Oak Ridge National Laboratory
- The Fuels, Engines, and Emissions Research Center, which has multiple unique facilities that conduct work on combustion, emissions, and emissions controls at the nano-scale, bench-scale, engine-scale, and vehicle-scale.
- A variety of tools to characterize emissions, including extensive gas chromatography-mass spectrometry instruments, novel sampling methods, and diagnostics focused on accelerating technology development with industry.
- Intense pulsed neutron beam from advanced neutron sources (such as the Spallation Neutron Source) that allows for non-destructive characterization and imaging of operating engines and components.

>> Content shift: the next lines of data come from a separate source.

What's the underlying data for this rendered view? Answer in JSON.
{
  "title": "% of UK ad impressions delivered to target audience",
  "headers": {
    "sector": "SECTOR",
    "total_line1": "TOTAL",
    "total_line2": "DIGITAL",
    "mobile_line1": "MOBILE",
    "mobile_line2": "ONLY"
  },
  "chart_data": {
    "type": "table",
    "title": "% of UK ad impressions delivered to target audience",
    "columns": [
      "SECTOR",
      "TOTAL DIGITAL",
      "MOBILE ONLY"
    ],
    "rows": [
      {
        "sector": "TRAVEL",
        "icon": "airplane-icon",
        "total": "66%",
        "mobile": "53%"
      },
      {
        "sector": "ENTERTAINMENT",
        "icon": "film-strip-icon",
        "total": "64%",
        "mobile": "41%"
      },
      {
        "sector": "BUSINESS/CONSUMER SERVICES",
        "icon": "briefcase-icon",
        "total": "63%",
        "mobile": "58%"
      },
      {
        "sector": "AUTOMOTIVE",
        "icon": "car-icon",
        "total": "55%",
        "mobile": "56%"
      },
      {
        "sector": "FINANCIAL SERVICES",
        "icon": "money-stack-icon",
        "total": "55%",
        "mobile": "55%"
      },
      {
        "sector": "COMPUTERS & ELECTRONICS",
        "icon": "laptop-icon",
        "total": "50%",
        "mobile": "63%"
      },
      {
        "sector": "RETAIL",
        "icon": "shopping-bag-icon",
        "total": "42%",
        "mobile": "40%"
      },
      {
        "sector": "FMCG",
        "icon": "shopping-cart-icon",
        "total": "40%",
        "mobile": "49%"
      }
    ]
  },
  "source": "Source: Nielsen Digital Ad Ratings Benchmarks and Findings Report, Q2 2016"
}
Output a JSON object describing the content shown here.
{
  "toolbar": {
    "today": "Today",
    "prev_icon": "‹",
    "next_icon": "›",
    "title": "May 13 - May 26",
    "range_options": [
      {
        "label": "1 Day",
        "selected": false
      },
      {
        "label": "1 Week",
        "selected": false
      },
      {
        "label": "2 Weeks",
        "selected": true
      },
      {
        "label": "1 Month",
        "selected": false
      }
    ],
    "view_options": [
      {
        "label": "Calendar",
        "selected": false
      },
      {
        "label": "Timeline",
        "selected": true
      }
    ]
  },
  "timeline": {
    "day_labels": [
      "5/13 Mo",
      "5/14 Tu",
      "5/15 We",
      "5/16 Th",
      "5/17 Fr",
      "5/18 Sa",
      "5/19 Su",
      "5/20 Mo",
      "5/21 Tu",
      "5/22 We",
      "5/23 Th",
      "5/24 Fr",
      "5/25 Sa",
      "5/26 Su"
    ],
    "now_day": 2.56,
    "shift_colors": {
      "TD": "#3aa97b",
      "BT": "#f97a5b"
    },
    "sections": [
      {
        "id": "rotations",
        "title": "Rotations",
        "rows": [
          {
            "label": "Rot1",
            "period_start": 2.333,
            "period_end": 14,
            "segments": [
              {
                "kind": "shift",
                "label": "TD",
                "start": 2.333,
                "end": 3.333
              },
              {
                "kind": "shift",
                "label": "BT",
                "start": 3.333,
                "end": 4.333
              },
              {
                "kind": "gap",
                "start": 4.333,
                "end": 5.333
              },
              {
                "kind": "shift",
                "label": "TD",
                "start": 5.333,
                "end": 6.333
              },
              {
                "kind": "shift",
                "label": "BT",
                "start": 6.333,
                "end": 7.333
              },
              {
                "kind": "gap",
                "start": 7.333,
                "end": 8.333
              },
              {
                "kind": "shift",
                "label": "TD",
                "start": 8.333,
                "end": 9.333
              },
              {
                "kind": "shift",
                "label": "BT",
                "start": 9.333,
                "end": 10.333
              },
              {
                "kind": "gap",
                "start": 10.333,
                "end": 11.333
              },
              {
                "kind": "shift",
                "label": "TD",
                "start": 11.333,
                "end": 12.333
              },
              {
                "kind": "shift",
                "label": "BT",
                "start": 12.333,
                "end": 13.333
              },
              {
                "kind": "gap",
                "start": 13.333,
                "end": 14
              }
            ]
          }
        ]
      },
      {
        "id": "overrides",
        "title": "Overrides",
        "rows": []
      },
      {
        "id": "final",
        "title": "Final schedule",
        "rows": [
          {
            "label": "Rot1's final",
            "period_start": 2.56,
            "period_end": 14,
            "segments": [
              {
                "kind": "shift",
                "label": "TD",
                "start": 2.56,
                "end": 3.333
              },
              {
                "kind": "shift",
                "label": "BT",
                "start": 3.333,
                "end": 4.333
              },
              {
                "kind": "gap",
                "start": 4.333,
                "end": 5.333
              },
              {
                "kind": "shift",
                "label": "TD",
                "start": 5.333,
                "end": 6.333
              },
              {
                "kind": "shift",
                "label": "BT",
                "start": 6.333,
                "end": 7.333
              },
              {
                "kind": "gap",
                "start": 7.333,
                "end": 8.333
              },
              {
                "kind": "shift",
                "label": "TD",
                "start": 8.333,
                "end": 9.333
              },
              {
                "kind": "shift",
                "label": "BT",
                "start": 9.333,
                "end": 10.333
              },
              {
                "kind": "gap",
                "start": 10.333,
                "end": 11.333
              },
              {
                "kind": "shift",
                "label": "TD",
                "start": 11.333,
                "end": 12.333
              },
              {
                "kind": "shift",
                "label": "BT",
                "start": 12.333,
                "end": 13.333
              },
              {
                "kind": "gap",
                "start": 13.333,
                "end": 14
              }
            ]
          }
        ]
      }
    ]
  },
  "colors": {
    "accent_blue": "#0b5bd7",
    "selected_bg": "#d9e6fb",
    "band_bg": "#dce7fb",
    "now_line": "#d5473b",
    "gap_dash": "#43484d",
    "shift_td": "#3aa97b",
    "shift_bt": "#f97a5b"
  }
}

- Petaflop-scale supercomputing facilities (“Titan”) that allow researchers access to unprecedented detail in modeling combustion and simulation of engines.
- Learn more on the laboratory’s National Transportation Research Center’s page.
Pacific Northwest National Laboratory
- The Environmental Molecular Science Laboratory, which has state-of-the-art computational, analytical, and experimental capabilities. These unique resources help scientists increase our fundamental understanding of catalytic materials, the chemical reactions occurring on catalyst surfaces, and the reactions within the catalysts. This understanding helps them improve emission control for fuel-efficient vehicles.
- The Institute for Integrated Catalysis, a unique facility that integrates multiple capabilities related to catalyst synthesis, modeling, and characterization as well as aftertreatment testing.
- Significant expertise in surface chemistry, catalyst mechanisms, modeling of multiphase flow and chemical processes, material synthesis, and aerosols. This expertise helps their researchers find and improve solutions to reduce exhaust emissions from diesel and gasoline engines, which will help manufacturers meet future emissions standards.